Sounds like a lot of grasping at straws…

Taylor, Scott A., “Spirituality and Academic Performance at a Catholic Law School: An Empirical Study” . California Western Law Review, Vol. 45, 2008 Available at SSRN: http://ssrn.com/abstract=1131778.


[tags]atheist, atheism, Catholic, LSAT, law school[/tags]

  • http://barefootbum.blogspot.com The Barefoot Bum

    Sounds like a lot of grasping at straws…

    Actually not. A good scientist must consider all competing explanations, at least all the ones that she can think of and that might be even marginally plausible. Further experimentation can decide between them.

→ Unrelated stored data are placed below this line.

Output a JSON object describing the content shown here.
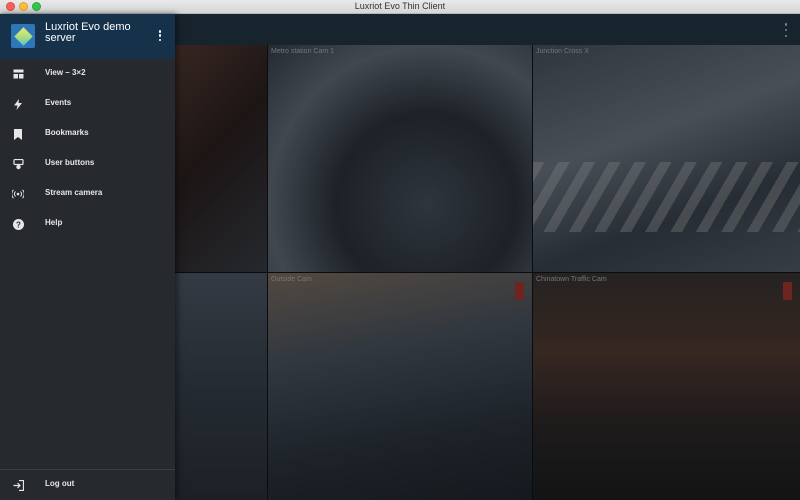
{
  "window": {
    "title": "Luxriot Evo Thin Client"
  },
  "drawer": {
    "server_name": "Luxriot Evo demo server",
    "items": [
      {
        "label": "View – 3×2",
        "icon": "grid-view-icon"
      },
      {
        "label": "Events",
        "icon": "lightning-icon"
      },
      {
        "label": "Bookmarks",
        "icon": "bookmark-icon"
      },
      {
        "label": "User buttons",
        "icon": "user-buttons-icon"
      },
      {
        "label": "Stream camera",
        "icon": "broadcast-icon"
      },
      {
        "label": "Help",
        "icon": "help-icon"
      }
    ],
    "logout_label": "Log out"
  },
  "cameras": [
    {
      "name": ""
    },
    {
      "name": "Metro station Cam 1"
    },
    {
      "name": "Junction Cross X"
    },
    {
      "name": ""
    },
    {
      "name": "Outside Cam"
    },
    {
      "name": "Chinatown Traffic Cam"
    }
  ],
  "colors": {
    "appbar": "#17232d",
    "drawer": "#262a2f",
    "drawer_header": "#16324a",
    "recording": "#c0392b"
  }
}
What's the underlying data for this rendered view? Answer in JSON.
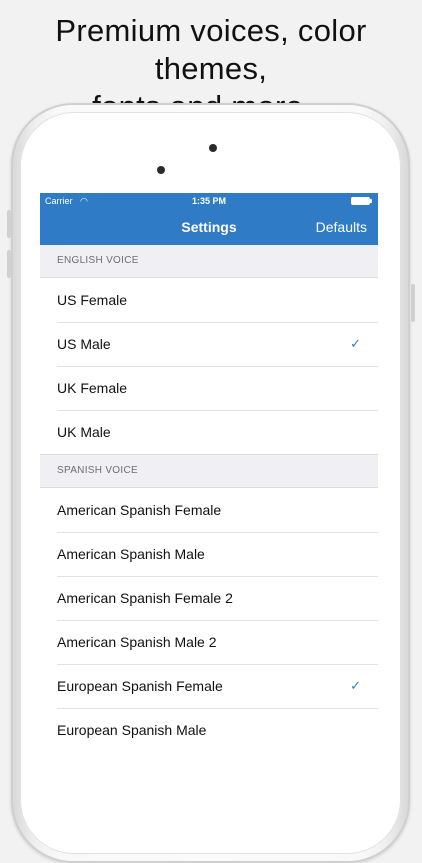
{
  "promo": {
    "line1": "Premium voices, color themes,",
    "line2": "fonts and more..."
  },
  "status_bar": {
    "carrier": "Carrier",
    "time": "1:35 PM",
    "wifi_icon": "◠"
  },
  "nav": {
    "title": "Settings",
    "action": "Defaults"
  },
  "sections": {
    "english": {
      "header": "ENGLISH VOICE",
      "items": [
        {
          "label": "US Female",
          "checked": false
        },
        {
          "label": "US Male",
          "checked": true
        },
        {
          "label": "UK Female",
          "checked": false
        },
        {
          "label": "UK Male",
          "checked": false
        }
      ]
    },
    "spanish": {
      "header": "SPANISH VOICE",
      "items": [
        {
          "label": "American Spanish Female",
          "checked": false
        },
        {
          "label": "American Spanish Male",
          "checked": false
        },
        {
          "label": "American Spanish Female 2",
          "checked": false
        },
        {
          "label": "American Spanish Male 2",
          "checked": false
        },
        {
          "label": "European Spanish Female",
          "checked": true
        },
        {
          "label": "European Spanish Male",
          "checked": false
        }
      ]
    }
  },
  "icons": {
    "check": "✓"
  },
  "colors": {
    "accent": "#2f7bc6",
    "background": "#efeff4",
    "text": "#111111"
  }
}
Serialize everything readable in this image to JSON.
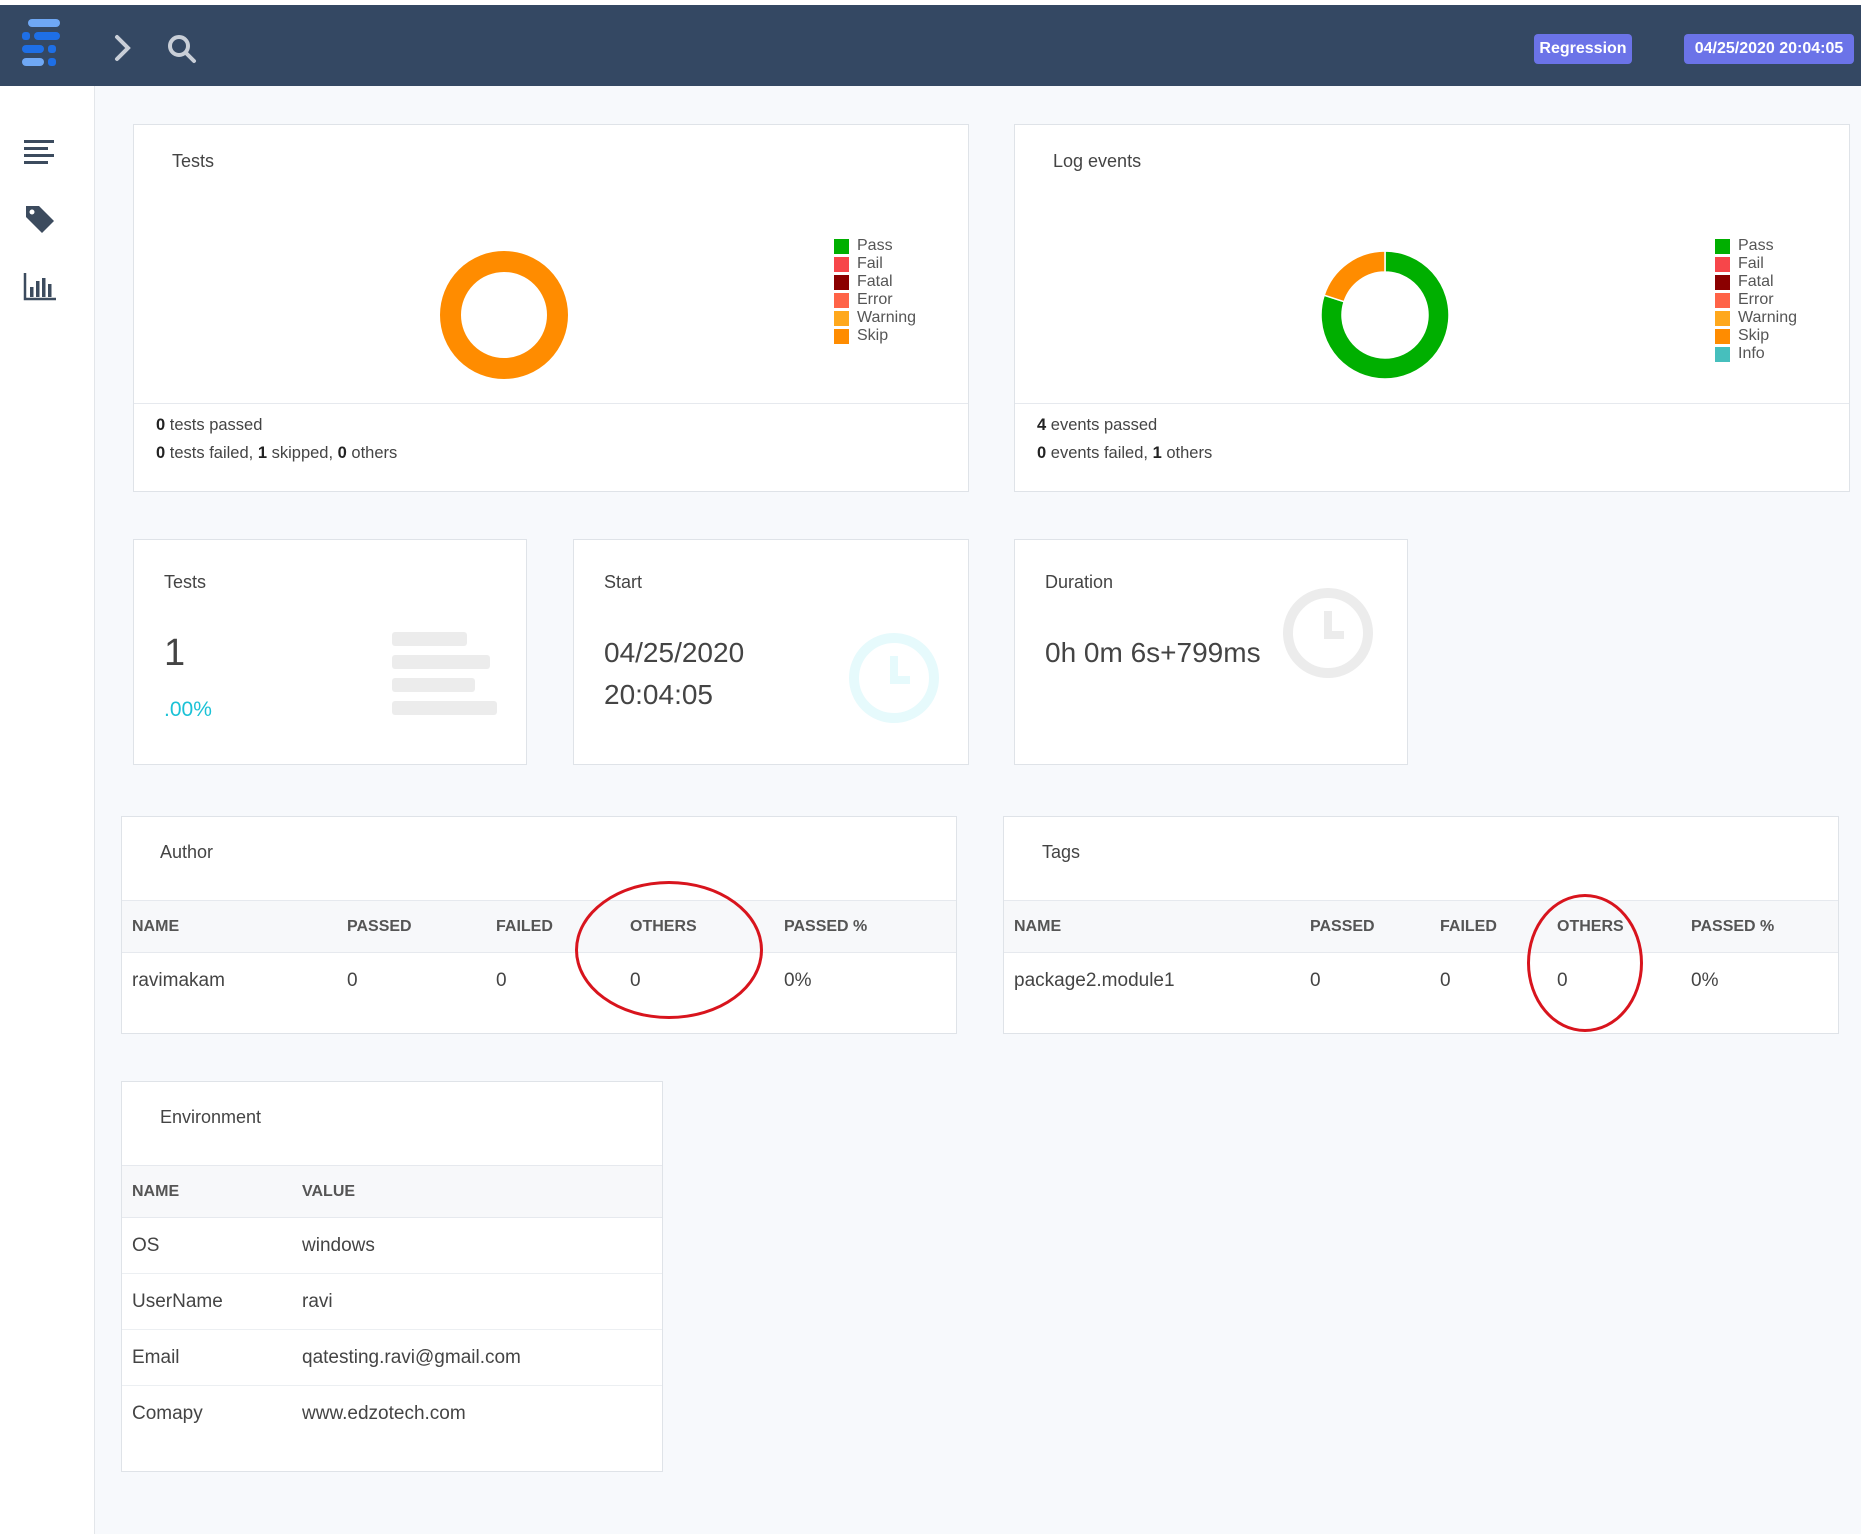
{
  "header": {
    "badge_suite": "Regression",
    "badge_datetime": "04/25/2020 20:04:05",
    "icons": [
      "extent-logo",
      "chevron-right-icon",
      "search-icon"
    ]
  },
  "sidebar": {
    "icons": [
      "list-icon",
      "tag-icon",
      "bar-chart-icon"
    ]
  },
  "tests_chart": {
    "title": "Tests",
    "legend": [
      {
        "label": "Pass",
        "color": "#00af00"
      },
      {
        "label": "Fail",
        "color": "#f7464a"
      },
      {
        "label": "Fatal",
        "color": "#8b0000"
      },
      {
        "label": "Error",
        "color": "#ff6347"
      },
      {
        "label": "Warning",
        "color": "#ffa81c"
      },
      {
        "label": "Skip",
        "color": "#ff8c00"
      }
    ],
    "summary_line1": {
      "n1": "0",
      "t1": " tests passed"
    },
    "summary_line2": {
      "n1": "0",
      "t1": " tests failed, ",
      "n2": "1",
      "t2": " skipped, ",
      "n3": "0",
      "t3": " others"
    }
  },
  "events_chart": {
    "title": "Log events",
    "legend": [
      {
        "label": "Pass",
        "color": "#00af00"
      },
      {
        "label": "Fail",
        "color": "#f7464a"
      },
      {
        "label": "Fatal",
        "color": "#8b0000"
      },
      {
        "label": "Error",
        "color": "#ff6347"
      },
      {
        "label": "Warning",
        "color": "#ffa81c"
      },
      {
        "label": "Skip",
        "color": "#ff8c00"
      },
      {
        "label": "Info",
        "color": "#46bfbd"
      }
    ],
    "summary_line1": {
      "n1": "4",
      "t1": " events passed"
    },
    "summary_line2": {
      "n1": "0",
      "t1": " events failed, ",
      "n2": "1",
      "t2": " others"
    }
  },
  "chart_data": [
    {
      "type": "pie",
      "title": "Tests",
      "categories": [
        "Pass",
        "Fail",
        "Fatal",
        "Error",
        "Warning",
        "Skip"
      ],
      "values": [
        0,
        0,
        0,
        0,
        0,
        1
      ],
      "colors": [
        "#00af00",
        "#f7464a",
        "#8b0000",
        "#ff6347",
        "#ffa81c",
        "#ff8c00"
      ],
      "donut": true,
      "legend": "right"
    },
    {
      "type": "pie",
      "title": "Log events",
      "categories": [
        "Pass",
        "Fail",
        "Fatal",
        "Error",
        "Warning",
        "Skip",
        "Info"
      ],
      "values": [
        4,
        0,
        0,
        0,
        0,
        1,
        0
      ],
      "colors": [
        "#00af00",
        "#f7464a",
        "#8b0000",
        "#ff6347",
        "#ffa81c",
        "#ff8c00",
        "#46bfbd"
      ],
      "donut": true,
      "legend": "right"
    }
  ],
  "stats": {
    "tests": {
      "title": "Tests",
      "value": "1",
      "percent": ".00%"
    },
    "start": {
      "title": "Start",
      "date": "04/25/2020",
      "time": "20:04:05"
    },
    "duration": {
      "title": "Duration",
      "value": "0h 0m 6s+799ms"
    }
  },
  "author": {
    "title": "Author",
    "columns": [
      "NAME",
      "PASSED",
      "FAILED",
      "OTHERS",
      "PASSED %"
    ],
    "rows": [
      [
        "ravimakam",
        "0",
        "0",
        "0",
        "0%"
      ]
    ]
  },
  "tags": {
    "title": "Tags",
    "columns": [
      "NAME",
      "PASSED",
      "FAILED",
      "OTHERS",
      "PASSED %"
    ],
    "rows": [
      [
        "package2.module1",
        "0",
        "0",
        "0",
        "0%"
      ]
    ]
  },
  "environment": {
    "title": "Environment",
    "columns": [
      "NAME",
      "VALUE"
    ],
    "rows": [
      [
        "OS",
        "windows"
      ],
      [
        "UserName",
        "ravi"
      ],
      [
        "Email",
        "qatesting.ravi@gmail.com"
      ],
      [
        "Comapy",
        "www.edzotech.com"
      ]
    ]
  },
  "annotation_color": "#d8141d"
}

    See Cargo Cult Science, by Richard Feynman.

  • Kate

    Oh man…nothing pisses me off more than people who use causal language (like “affects”) in a correlational study. That’s a HUGE red flag right there. I’ll tear into the methodological flaws of the study later…

  • http://www.gangwon.blogspot.com kwandongbrian

    The answer is obvious: the best lawyers have no souls – this is well known. Naturally, they will score lower in spirituality. If you are spiritual and have ethics and morals (and these are just obviously linked), you will not do well in law school.

  • cipher

    A spirituality index measured 1) frequency of attendance at religious worship, 2) frequency of discussion of religion with others from different faith traditions, 3) the presence and strength of the connection between God and morality, and 4) the presence and strength of the view that entry into the legal profession is a divine calling.

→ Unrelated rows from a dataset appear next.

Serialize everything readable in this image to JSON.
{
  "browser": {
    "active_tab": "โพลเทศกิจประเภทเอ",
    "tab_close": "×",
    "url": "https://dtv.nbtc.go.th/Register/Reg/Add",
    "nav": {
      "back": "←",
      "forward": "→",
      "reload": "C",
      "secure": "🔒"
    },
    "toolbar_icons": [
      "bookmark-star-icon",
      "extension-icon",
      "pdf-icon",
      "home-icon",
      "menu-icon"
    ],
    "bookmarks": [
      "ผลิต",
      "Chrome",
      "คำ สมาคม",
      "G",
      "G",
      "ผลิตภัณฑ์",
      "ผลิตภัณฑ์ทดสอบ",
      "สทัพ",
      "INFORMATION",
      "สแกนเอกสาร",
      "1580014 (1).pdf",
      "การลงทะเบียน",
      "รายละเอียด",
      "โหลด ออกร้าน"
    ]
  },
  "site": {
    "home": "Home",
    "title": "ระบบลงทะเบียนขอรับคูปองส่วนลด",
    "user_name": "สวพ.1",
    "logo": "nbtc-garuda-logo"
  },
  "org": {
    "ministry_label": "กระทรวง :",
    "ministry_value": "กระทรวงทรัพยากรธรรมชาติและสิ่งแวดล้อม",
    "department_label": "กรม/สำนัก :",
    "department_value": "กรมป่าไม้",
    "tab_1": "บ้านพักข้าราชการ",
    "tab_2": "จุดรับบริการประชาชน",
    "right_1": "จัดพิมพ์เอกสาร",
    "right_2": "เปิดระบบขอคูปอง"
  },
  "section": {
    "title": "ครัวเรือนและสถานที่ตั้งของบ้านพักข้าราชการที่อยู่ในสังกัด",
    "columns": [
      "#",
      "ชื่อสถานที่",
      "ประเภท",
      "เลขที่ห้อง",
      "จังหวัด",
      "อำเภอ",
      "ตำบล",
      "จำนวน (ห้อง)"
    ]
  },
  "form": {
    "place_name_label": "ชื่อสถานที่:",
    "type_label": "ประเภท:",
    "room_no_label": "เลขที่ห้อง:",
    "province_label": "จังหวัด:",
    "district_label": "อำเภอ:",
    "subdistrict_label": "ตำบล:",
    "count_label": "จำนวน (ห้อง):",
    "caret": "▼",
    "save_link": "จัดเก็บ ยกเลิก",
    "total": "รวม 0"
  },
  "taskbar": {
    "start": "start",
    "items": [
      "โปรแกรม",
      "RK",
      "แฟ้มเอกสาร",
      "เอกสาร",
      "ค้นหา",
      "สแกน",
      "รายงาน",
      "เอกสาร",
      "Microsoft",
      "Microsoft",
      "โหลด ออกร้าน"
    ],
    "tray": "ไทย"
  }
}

    It seems pretty arbitrary to me to define “spirituality” in these terms. It’s a superficial view, and a decidedly Catholic one at that (“divine calling”). A mystic would define it differently, and a practitioner of an Asian religion might not even acknowledge the concept.

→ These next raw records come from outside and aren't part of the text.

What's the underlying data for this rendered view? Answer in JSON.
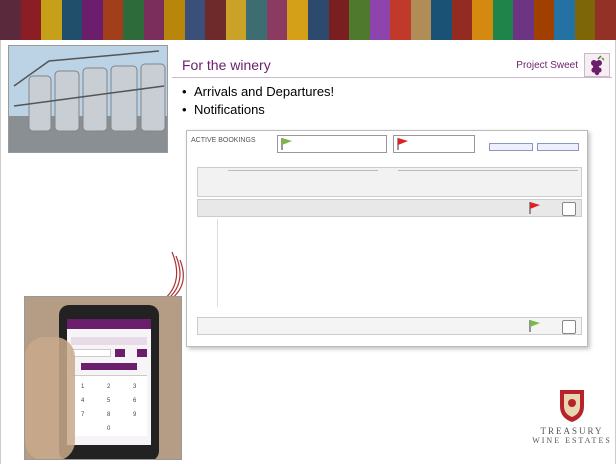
{
  "colors": {
    "stripes": [
      "#5a2a3c",
      "#8b1d24",
      "#c7a01a",
      "#1f4f6b",
      "#6b1e6b",
      "#a33e1a",
      "#2e6b3a",
      "#7b2d5b",
      "#b8860b",
      "#3a4f7a",
      "#6e2a2a",
      "#c9a227",
      "#3c6e71",
      "#8b3a62",
      "#d4a017",
      "#2c4a6e",
      "#7a1f1f",
      "#4f7a2e",
      "#8e44ad",
      "#c0392b",
      "#b08d57",
      "#1a5276",
      "#922b21",
      "#d68910",
      "#1e8449",
      "#6c3483",
      "#a04000",
      "#2471a3",
      "#7d6608",
      "#943126"
    ],
    "accent": "#6b1e6b"
  },
  "slide": {
    "title": "For the winery",
    "project_label": "Project Sweet",
    "bullets": [
      "Arrivals and Departures!",
      "Notifications"
    ]
  },
  "screen": {
    "heading": "ACTIVE BOOKINGS"
  },
  "logo": {
    "line1": "TREASURY",
    "line2": "WINE ESTATES"
  },
  "icons": {
    "grape": "grape-icon",
    "flag": "flag-icon",
    "document": "document-icon"
  }
}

    I can’t be bothered to read the paper, but does he consider the possibility that the non-”spiritual” students are simply smarter?

    Occam, put down the razor.

  • http://emergingpensees.com Mike Clawson

    Sounds like a lot of grasping at straws…

    Why?

    They all seem like plausible reasons to me, and I wouldn’t be surprised if the answer were “a little of all of the above”. In particular, the second and third one seemed most likely to me.

  • http://skepticsplay.blogspot.com/ miller

    Ditto to Barefoot Bum. It’s not called grasping at straws, it’s called good scientific practice.

    I skimmed through the paper. He got his results by comparing predicted first-year gpa with the actual first-year gpa. The predicted gpa comes from LSAT scores and the gpa in previous undergrad programs. Higher spirituality actually positively correlated with undergrad gpa. But it also correlates negatively with LSAT scores. As a result, the predicted first-year gpas are about the same accross all the groups. But the highest spirituality group had significantly poorer actual first-year gpa.

    It seems to me that undergrad gpas are positively correlated with spirituality because such people are more likely to come from religious universities, where they perhaps have inflated gpas. That’s why predicted first-year gpas are inflated for the high-spirituality group. The only question that remains is why the high spirituality group has a much lower gpa. The paper itself suggests that is because of the law school’s “religious affirmative action”. This also would have shown up in the predicted gpas if it weren’t for the inflated undergrad gpas.

    Sounds reasonable to me! The fact that the author, Scott Taylor, already suggested this possibility in the paper tells me that he’s on the ball, scientifically speaking.

  • Darryl

    Stuuuuuuuuuuuuuuuuuupid.

  • Anfractuous

    “preexisting and inflexible sense of right and wrong”

    Now who would ever accuse “spiritual” types of being inflexible????

  • Maria

    Now who would ever accuse “spiritual” types of being inflexible????

    actually there are many that aren’t. you can be spiritual and not religious-it’s the religion part that’s inflexible.

    that being said, maybe this study is true on the average, but from personal experience, when I was going through college and grad school I was not only spiritual but quite religious, and I did very well academically. and I’ve had several religious friends who have done quite well in law school.